Pour ce qui est de la civilisation de l’Extrême-Orient
qui est la seule dont tous les représentants appartiennent vraiment à une race
unique, elle est proprement la civilisation chinoise ; elle s’étend, comme nous
l’avons dit à l’Indo-Chine, et plus spécialement au Tonkin et à l’Annam, mais
les habitants de ces régions sont de race chinoise, ou bien pure, ou bien
mélangée de quelques éléments d’origine malaise, mais qui sont loin d’y être
prépondérants. Il y a lieu d’insister sur le fait que la langue traditionnelle
inhérente à cette civilisation est essentiellement la langue chinoise écrite,
qui ne participe pas aux variations de la langue parlée, qu’il s’agisse
d’ailleurs de variations dans le temps ou dans l’espace ; un Chinois du Nord,
un Chinois du Sud et un Annamite peuvent ne pas se comprendre en parlant, mais
l’usage de mêmes caractères idéographique, avec tout ce qu’il implique en
réalité, n’en établit pas moins entre eux un lien dont la puissance est
totalement insoupçonnée des Européens.
Quant au Japon, que nous avons laissé de côté dans
notre division générale, il se rattache à l’Extrême-Orient dans la mesure où il
a subi l’influence chinoise, bien qu’il possède aussi par ailleurs, avec le
Shinto, une tradition propre d’un caractère très différent. Il y aurait lieu de
se demander jusqu’à quel point ces divers éléments on pu se maintenir en dépit
de la modernisation, c’est-à-dire en somme de l’occidentalisation, qui a été
imposée à ce peuple par ses dirigeants ; mais c’est là une question trop
particulière pour que nous puissions nous arrêter ici.
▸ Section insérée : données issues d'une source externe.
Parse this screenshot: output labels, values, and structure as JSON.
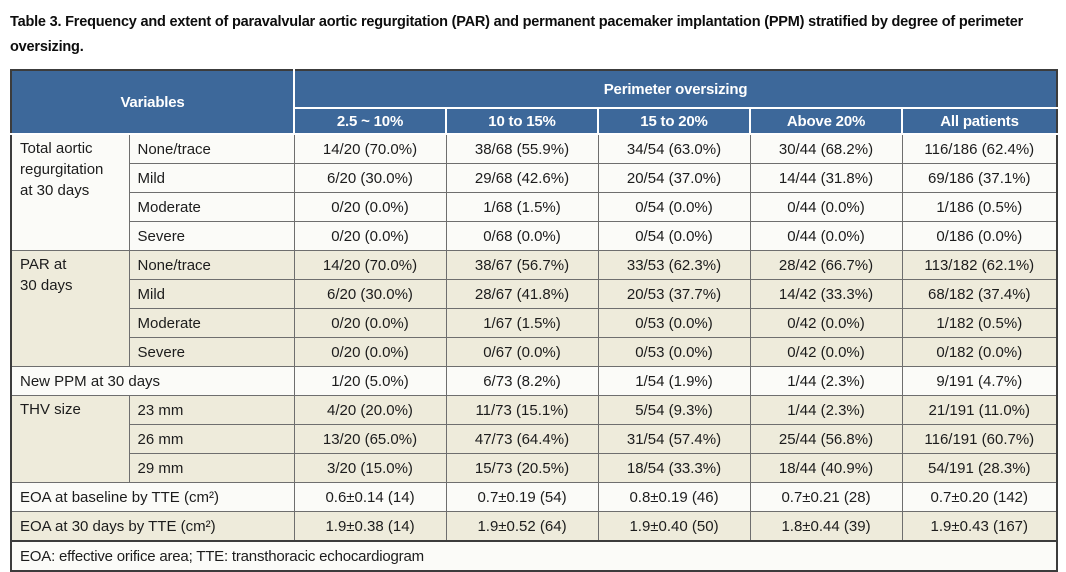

D’un autre côté, c’est avec intention que nous avons
omis, dans ce qui précède, de parler de la civilisation tibétaine, qui est
pourtant fort loin d’être négligeable surtout au point de vue qui nous occupe
plus particulièrement. Cette civilisation, à certains égards, participe à la
fois de celle de l’Inde et de celle de la Chine tout en présentant des
caractères qui lui sont absolument spéciaux ; mais, comme elle est encore plus
complètement ignorée des Européens que toute autre civilisation orientale, on
ne pourrait en parler utilement sans entrer dans des développements qui
seraient ici tout à fait hors de propos.
Nous n’avons donc à envisager, en tenant compte des
restrictions que nous avons indiquées, que trois grandes civilisations
orientales, qui correspondent respectivement aux trois divisions géographiques
que nous avons marquées tout d’abord, et qui sont les civilisations musulmane,
hindoue et chinoise. Pour faire comprendre les caractères qui différencient le
plus essentiellement ces civilisations les unes par rapport aux autres, sans
toutefois entrer dans trop de détails à cet égard, le mieux que nous puissions
faire est d’exposer aussi nettement que possible les principes sur lesquels
repose l’unité fondamentale de chacune d’elles.
(René Guénon, Introduction générale à l’étude des
doctrines hindoues, Les grandes divisions de l’Orient).